Writing at USA Today, Alan Gottlieb, founder and executive vice president of the Second Amendment Foundation (SAF), cautioned against exploiting those incidents, especially one in Odessa, Texas where the killer used a firearm obtained in a private purchase, sans a background check. As Gottlieb noted, this was an anomaly because nearly all mass shooters have bought guns at retail and passed background checks.
He asserted that “gun control zealots want a sweeping and invasive new national mandate.”
But with more conservative judges and justices on the federal bench, the odds are slowly increasing that federal courts will begin to invalidate extremist gun laws as unconstitutional, and the gun prohibition lobby is terrified. Anti-gunners have had a good thing going for decades because nobody had the finances or the legal background to challenge restrictive gun control laws.
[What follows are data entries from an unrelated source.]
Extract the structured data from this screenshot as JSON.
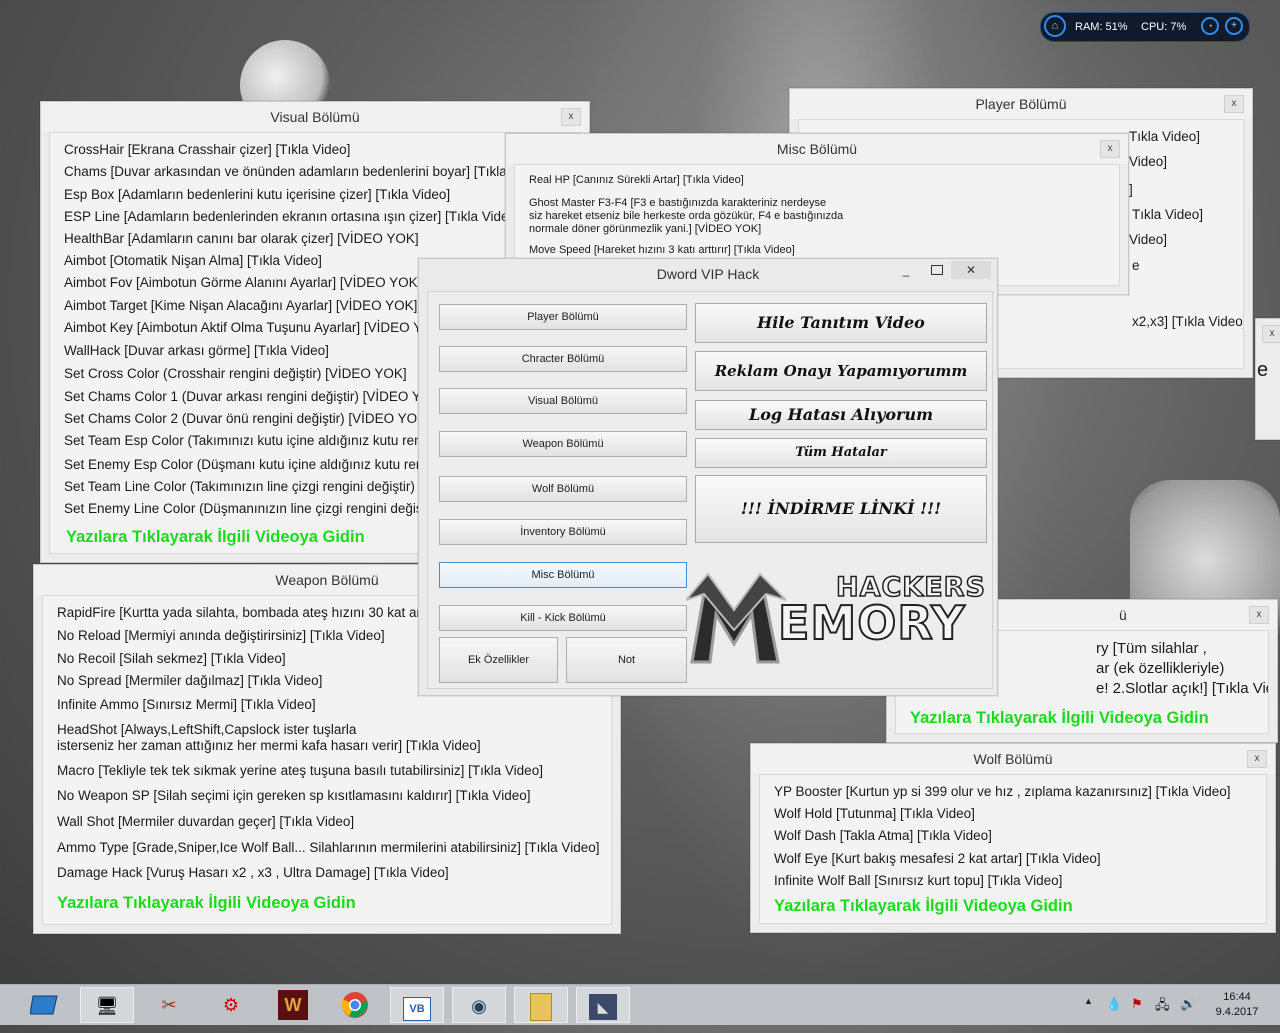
{
  "tray_widget": {
    "ram": "RAM: 51%",
    "cpu": "CPU: 7%"
  },
  "visual_window": {
    "title": "Visual Bölümü",
    "close": "x",
    "lines": [
      "CrossHair [Ekrana Crasshair çizer] [Tıkla Video]",
      "Chams [Duvar arkasından ve önünden adamların bedenlerini boyar] [Tıkla",
      "Esp Box [Adamların bedenlerini kutu içerisine çizer] [Tıkla Video]",
      "ESP Line [Adamların bedenlerinden ekranın ortasına ışın çizer] [Tıkla Video",
      "HealthBar [Adamların canını bar olarak çizer] [VİDEO YOK]",
      "Aimbot [Otomatik Nişan Alma] [Tıkla Video]",
      "Aimbot Fov [Aimbotun Görme Alanını Ayarlar] [VİDEO YOK]",
      "Aimbot Target [Kime Nişan Alacağını Ayarlar] [VİDEO YOK]",
      "Aimbot Key [Aimbotun Aktif Olma Tuşunu Ayarlar] [VİDEO Y",
      "WallHack [Duvar arkası görme] [Tıkla Video]",
      "Set Cross Color (Crosshair rengini değiştir) [VİDEO YOK]",
      "Set Chams Color 1 (Duvar arkası rengini değiştir) [VİDEO YO",
      "Set Chams Color 2 (Duvar önü rengini değiştir) [VİDEO YOK]",
      "Set Team Esp Color (Takımınızı kutu içine aldığınız kutu reng",
      "Set Enemy Esp Color (Düşmanı kutu içine aldığınız kutu reng",
      "Set Team Line Color (Takımınızın line çizgi rengini değiştir) [V",
      "Set Enemy Line Color (Düşmanınızın line çizgi rengini değişti"
    ],
    "footer": "Yazılara Tıklayarak İlgili Videoya Gidin"
  },
  "misc_window": {
    "title": "Misc Bölümü",
    "close": "x",
    "line1": "Real HP [Canınız Sürekli Artar] [Tıkla Video]",
    "line2a": "Ghost Master F3-F4 [F3 e bastığınızda karakteriniz nerdeyse",
    "line2b": "siz hareket etseniz bile herkeste orda gözükür, F4 e bastığınızda",
    "line2c": "normale döner görünmezlik yani.] [VİDEO YOK]",
    "line3": "Move Speed [Hareket hızını 3 katı arttırır] [Tıkla Video]"
  },
  "player_window": {
    "title": "Player Bölümü",
    "close": "x",
    "lines": [
      "Tıkla Video]",
      "Video]",
      "]",
      "Tıkla Video]",
      "Video]",
      "e",
      "x2,x3] [Tıkla Video]"
    ]
  },
  "weapon_window": {
    "title": "Weapon Bölümü",
    "lines": [
      "RapidFire [Kurtta yada silahta, bombada ateş hızını 30 kat arttı",
      "No Reload [Mermiyi anında değiştirirsiniz] [Tıkla Video]",
      "No Recoil [Silah sekmez] [Tıkla Video]",
      "No Spread [Mermiler dağılmaz] [Tıkla Video]",
      "Infinite Ammo [Sınırsız Mermi] [Tıkla Video]",
      "HeadShot [Always,LeftShift,Capslock ister tuşlarla",
      "isterseniz her zaman attığınız her mermi kafa hasarı verir] [Tıkla Video]",
      "Macro [Tekliyle tek tek sıkmak yerine ateş tuşuna basılı tutabilirsiniz] [Tıkla Video]",
      "No Weapon SP [Silah seçimi için gereken sp kısıtlamasını kaldırır] [Tıkla Video]",
      "Wall Shot [Mermiler duvardan geçer] [Tıkla Video]",
      "Ammo Type [Grade,Sniper,Ice Wolf Ball... Silahlarının mermilerini atabilirsiniz] [Tıkla Video]",
      "Damage Hack [Vuruş Hasarı x2 , x3 , Ultra Damage] [Tıkla Video]"
    ],
    "footer": "Yazılara Tıklayarak İlgili Videoya Gidin"
  },
  "inventory_window": {
    "title": "ü",
    "close": "x",
    "line1": "ry [Tüm silahlar ,",
    "line2": "ar (ek özellikleriyle)",
    "line3": "e! 2.Slotlar açık!]  [Tıkla Video]",
    "footer": "Yazılara Tıklayarak İlgili Videoya Gidin"
  },
  "wolf_window": {
    "title": "Wolf Bölümü",
    "close": "x",
    "lines": [
      "YP Booster [Kurtun yp si 399 olur ve hız  , zıplama kazanırsınız] [Tıkla Video]",
      "Wolf Hold [Tutunma] [Tıkla Video]",
      "Wolf Dash [Takla Atma] [Tıkla Video]",
      "Wolf Eye [Kurt bakış mesafesi 2 kat artar] [Tıkla Video]",
      "Infinite Wolf Ball [Sınırsız kurt topu] [Tıkla Video]"
    ],
    "footer": "Yazılara Tıklayarak İlgili Videoya Gidin"
  },
  "edge_window": {
    "close": "x",
    "text": "e"
  },
  "main_app": {
    "title": "Dword VIP Hack",
    "minimize": "_",
    "close": "✕",
    "left_buttons": [
      "Player Bölümü",
      "Chracter Bölümü",
      "Visual Bölümü",
      "Weapon Bölümü",
      "Wolf Bölümü",
      "İnventory Bölümü",
      "Misc Bölümü",
      "Kill - Kick Bölümü"
    ],
    "ek_label": "Ek Özellikler",
    "not_label": "Not",
    "right_buttons": [
      "Hile Tanıtım Video",
      "Reklam Onayı Yapamıyorumm",
      "Log Hatası Alıyorum",
      "Tüm Hatalar",
      "!!! İNDİRME LİNKİ !!!"
    ],
    "logo_top": "HACKERS",
    "logo_bottom": "EMORY"
  },
  "taskbar": {
    "time": "16:44",
    "date": "9.4.2017"
  }
}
That began changing with the 2008 Heller and 2010 McDonald Supreme Court rulings, the latter involving a SAF case that nullified the Chicago handgun ban and incorporated the Second Amendment to the states via the 14th Amendment. Since McDonald, which was a SAF case, that organization has been slowly building a mound of Second Amendment court precedents upon which future cases could be decided.
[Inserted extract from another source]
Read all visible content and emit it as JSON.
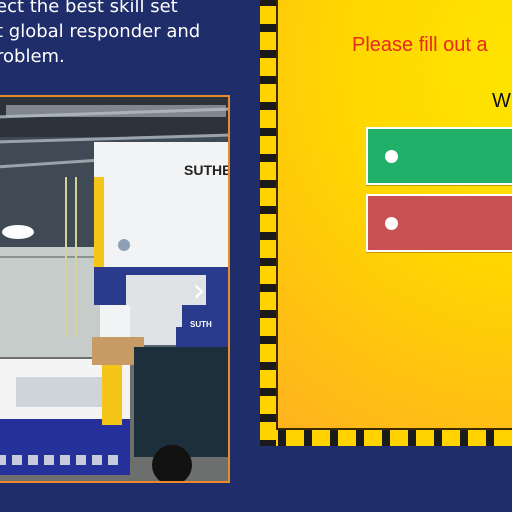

New York officials have been scrambling to keep their case out of the Supreme Court, which agreed in February to review it. The case, New York State Rifle & Pistol Association v. City of New York, challenged the city’s law that prohibited handgun owners from traveling outside the city with their legally-owned sidearms. The city moved quickly to amend the law, a signal that the city knew the requirement to be constitutionally-challenged, but never figured anyone would fight back.
According to CommonDreams.org, Sen. Lindsey Graham (R-SC), considers the 150 judicial confirmations to be a major accomplishment.
“These conservative judicial appointments will impact our nation for years to come,” Graham stated, and he was not over-stating the situation.
Federal appointments are for life, so judges and justices cannot be swayed by the kind of politics New York City is now playing to keep itself out of the Supreme Court chambers.
Critics of Trump’s judicial appointments are already playing the race and gender cards. CommonDreams quoted Vanita Gupta, president and CEO of the Leadership Conference, who stated, “Many have disturbing civil rights records. Dozens wouldn’t affirm Brown v. Board. They’re overwhelmingly white and male. Decades of progress are at stake. We must keep fighting.”
Marge Baker, executive vice president of the People for the American Way, was quoted by the Washington Times asserting, “As of today’s confirmation votes, Trump and (Senate Majority Leader Mitch) McConnell have confirmed 150 judges to the federal bench — a group that can overwhelmingly be described as narrow-minded and elitist, favoring corporations and the powerful over the interests of all Americans.”
But what about the interests of an estimated 100 million American gun owners? Do they count? With the federal court balancing out, they just might count a bit more than they have, which is a great concern to anti-gunners who have been pushing such things as “red flag” laws in an effort to legally disarm, even if only temporarily, as many people as possible, rights activists contend.
They worry that such laws fly in the face of Due Process, and even Fox News Senior Judicial Analyst Judge Andrew Napolitano recently wrote that such laws are unconstitutional.
What worries the anti-gun crowd more than anything is Trump’s potential re-election next year. That could give him the opportunity to fill one or two more seats on the Supreme Court, and continuing to balance lower court benches with judges who are not afraid of reading the Second Amendment as the founders intended. That would set back the public disarmament crusade by decades, if not derail it forever.